Por lo demás, el conocimiento
intelectual humano de dichas esencias de las cosas corpóreas no es, desde
luego, perfecto y exhaustivo, pues se lleva a cabo en dependencia y a partir
del conocimiento de nuestros sentidos, que no son capaces de captar las
esencias mismas de las cosas corpóreas, sino sólo los accidentes externos de
ellas. Sin embargo, nuestro intelecto aprehende, de un modo natural, las notas
esenciales más simples y sencillas de todas las cosas, y a partir de ahí, puede
llegar al conocimiento más determinado de la esencia de cada cosa. Todo lo cual
puede verse refrendado por estos otros textos de Santo Tomás:
"Como
quiera que el sentido, donde comienza nuestro conocimiento, versa sobre los
accidentes externos, que son sensibles por sí, como el color, el olor, etc.,
nuestro intelecto no puede llegar, a través de tales accidentes, a un conocimiento
perfecto de las esencias de las cosas materiales, ni siquiera de aquellas cuyos
accidentes son adecuadamente conocidos por el sentido".
"El
intelecto humano está ordenado por naturaleza a comprender la esencia de las
cosas, y por ello procede aquí de un modo natural (...). Pues están
naturalmente insertas en nuestro intelecto ciertas concepciones, conocidas por
I todos, como las de ente, de uno, de bueno, y otras semejantes, a partir de
las cuales procede el intelecto al conocimiento de la esencia de cada cosa, del
mismo modo que, a partir de los principios evidentes de suyo, procede nuestra
razón al conocimiento de las conclusiones que de ellos se derivan".
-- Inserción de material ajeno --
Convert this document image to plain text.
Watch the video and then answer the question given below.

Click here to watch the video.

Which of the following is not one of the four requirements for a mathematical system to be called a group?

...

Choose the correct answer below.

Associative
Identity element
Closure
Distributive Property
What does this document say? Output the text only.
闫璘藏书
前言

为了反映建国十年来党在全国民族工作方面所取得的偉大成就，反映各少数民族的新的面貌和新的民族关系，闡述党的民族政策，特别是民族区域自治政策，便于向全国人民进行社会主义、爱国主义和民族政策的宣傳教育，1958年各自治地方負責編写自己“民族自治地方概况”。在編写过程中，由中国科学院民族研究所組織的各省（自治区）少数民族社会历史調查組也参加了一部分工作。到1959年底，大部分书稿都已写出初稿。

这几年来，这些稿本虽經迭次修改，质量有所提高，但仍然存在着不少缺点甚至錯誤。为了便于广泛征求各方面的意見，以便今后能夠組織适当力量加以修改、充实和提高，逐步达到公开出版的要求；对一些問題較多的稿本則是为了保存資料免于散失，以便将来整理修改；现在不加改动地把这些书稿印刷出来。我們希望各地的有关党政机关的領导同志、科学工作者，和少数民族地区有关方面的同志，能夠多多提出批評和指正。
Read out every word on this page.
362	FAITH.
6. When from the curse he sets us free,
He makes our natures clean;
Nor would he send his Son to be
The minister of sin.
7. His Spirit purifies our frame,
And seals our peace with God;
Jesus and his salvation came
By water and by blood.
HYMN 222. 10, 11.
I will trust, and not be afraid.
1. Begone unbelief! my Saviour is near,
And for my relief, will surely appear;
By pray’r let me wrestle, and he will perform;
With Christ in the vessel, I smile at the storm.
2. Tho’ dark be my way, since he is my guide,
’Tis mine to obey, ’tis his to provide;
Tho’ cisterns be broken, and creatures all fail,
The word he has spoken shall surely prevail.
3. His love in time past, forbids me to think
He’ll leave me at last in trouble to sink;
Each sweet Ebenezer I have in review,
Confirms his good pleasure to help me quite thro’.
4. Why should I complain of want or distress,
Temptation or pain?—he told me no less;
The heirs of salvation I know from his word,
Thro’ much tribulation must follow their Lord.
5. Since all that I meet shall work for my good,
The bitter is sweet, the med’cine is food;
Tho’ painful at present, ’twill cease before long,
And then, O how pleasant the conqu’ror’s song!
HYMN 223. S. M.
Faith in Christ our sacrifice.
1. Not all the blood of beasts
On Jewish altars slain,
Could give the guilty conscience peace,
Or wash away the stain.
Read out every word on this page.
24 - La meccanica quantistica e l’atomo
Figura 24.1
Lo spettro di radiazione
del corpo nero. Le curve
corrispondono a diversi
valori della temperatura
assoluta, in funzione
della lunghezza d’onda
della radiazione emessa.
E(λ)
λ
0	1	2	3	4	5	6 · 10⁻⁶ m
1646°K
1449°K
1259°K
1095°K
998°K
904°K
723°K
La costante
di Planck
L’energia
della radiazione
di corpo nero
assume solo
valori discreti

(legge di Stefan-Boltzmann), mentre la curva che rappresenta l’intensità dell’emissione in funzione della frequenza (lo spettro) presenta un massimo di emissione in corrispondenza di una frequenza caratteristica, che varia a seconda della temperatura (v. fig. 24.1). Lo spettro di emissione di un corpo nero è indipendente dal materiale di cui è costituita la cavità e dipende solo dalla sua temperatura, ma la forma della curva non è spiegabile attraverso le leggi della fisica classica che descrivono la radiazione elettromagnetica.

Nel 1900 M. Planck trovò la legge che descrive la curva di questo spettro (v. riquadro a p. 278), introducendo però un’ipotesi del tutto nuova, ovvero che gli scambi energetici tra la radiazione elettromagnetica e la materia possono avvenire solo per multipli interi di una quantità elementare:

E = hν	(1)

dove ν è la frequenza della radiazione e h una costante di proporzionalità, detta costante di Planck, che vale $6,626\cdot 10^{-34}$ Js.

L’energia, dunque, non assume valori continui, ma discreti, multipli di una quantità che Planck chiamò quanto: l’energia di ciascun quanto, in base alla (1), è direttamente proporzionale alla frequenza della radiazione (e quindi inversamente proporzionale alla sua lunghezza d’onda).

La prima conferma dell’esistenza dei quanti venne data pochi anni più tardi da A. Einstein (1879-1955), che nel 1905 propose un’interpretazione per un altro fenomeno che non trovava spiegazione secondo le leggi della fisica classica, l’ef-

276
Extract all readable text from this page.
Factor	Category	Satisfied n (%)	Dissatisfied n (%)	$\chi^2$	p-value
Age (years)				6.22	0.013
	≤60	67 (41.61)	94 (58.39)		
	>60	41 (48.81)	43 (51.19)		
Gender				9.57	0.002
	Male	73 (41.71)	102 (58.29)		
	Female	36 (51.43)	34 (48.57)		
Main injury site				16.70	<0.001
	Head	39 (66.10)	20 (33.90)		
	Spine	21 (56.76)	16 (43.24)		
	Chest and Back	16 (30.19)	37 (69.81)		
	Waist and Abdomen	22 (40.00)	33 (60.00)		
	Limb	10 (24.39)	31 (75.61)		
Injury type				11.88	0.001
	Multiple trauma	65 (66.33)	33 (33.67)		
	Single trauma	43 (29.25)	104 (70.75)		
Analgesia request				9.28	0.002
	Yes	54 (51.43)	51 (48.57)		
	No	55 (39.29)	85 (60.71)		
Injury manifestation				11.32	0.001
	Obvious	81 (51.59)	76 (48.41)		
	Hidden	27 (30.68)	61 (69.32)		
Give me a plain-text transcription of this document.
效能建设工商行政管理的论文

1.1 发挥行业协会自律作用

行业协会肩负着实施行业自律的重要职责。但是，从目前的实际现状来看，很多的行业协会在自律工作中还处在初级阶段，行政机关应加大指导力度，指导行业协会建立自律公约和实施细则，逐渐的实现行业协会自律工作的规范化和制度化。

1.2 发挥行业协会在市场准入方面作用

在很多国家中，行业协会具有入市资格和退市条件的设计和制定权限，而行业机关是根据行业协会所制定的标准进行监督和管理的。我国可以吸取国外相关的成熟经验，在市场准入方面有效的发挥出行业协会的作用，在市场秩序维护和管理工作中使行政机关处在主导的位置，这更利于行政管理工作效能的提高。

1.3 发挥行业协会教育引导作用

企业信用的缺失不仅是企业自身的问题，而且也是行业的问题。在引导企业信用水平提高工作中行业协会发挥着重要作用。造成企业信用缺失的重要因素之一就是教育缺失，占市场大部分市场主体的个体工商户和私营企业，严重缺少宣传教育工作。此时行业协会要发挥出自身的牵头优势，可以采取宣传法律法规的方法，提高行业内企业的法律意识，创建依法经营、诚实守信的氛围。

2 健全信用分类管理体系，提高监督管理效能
Y si este es el objeto propio de
nuestro intelecto en cuanto a su "contenido", por lo que se refiere a
su "estatuto objetual", es decir, a las condiciones de tal objeto en
tanto que objeto, dichas condiciones son, como hemos dicho, la universalidad y
la necesidad.
En efecto, todo lo que es objeto
de nuestro conocimiento intelectual se nos presenta como algo abstraído de la
singularidad más estricta, y, por consiguiente, como universal, esto es, como
repetible o multiplicable en muchos individuos dentro del mismo grado de
perfección esencial. Y esto no sólo en esencias muy generales, sino incluso en
esencias enteramente determinadas desde un punto de vista formal, cual ocurre,
por ejemplo, en la esencia de cualquier figura geométrica, como puede ser una
circunferencia de un decímetro de radio. Se trata de una esencia bien
determinada, a la que, desde el punto de vista de su forma, no se le puede
agregar ninguna nueva determinación; y, sin embargo, esa esencia puede
ciertamente repetirse o multiplicarse indefinidamente en innumerables
individuos. Esta es la razón por la que se dice que el objeto propio de nuestro
intelecto es siempre universal.
Y lo mismo ocurre con la
necesidad, es decir con la inmutabilidad que acompaña a todo objeto del
conocimiento intelectual. Dicha inmutabilidad no es positiva, sino negativa; no
se trata de una propiedad que corresponda a una realidad positivamente
inmaterial, es decir, espiritual, que, precisamente por ser espiritual, es
incorruptible, imperecedera, necesaria. Se trata, más bien, de una carencia o
privación. Esa inmutabilidad se debe a la falta de realidad. Lo que no existe
no puede moverse o cambiar, y tampoco actuar o producir algo; y el objeto
entendido y en cuanto entendido está desprovisto, no sólo de la materia, si es
que la tenía, sino también de la existencia real y de la eficiencia. Por eso,
lo entendido en cuanto entendido no cambia ni actúa, y tampoco está sometido al
tiempo, que no es posible sin el movimiento. Y por esta razón tampoco es
posible la memoria, o el reconocimiento del pasado, en relación con los objetos
del conocimiento intelectual, en tanto que objetos.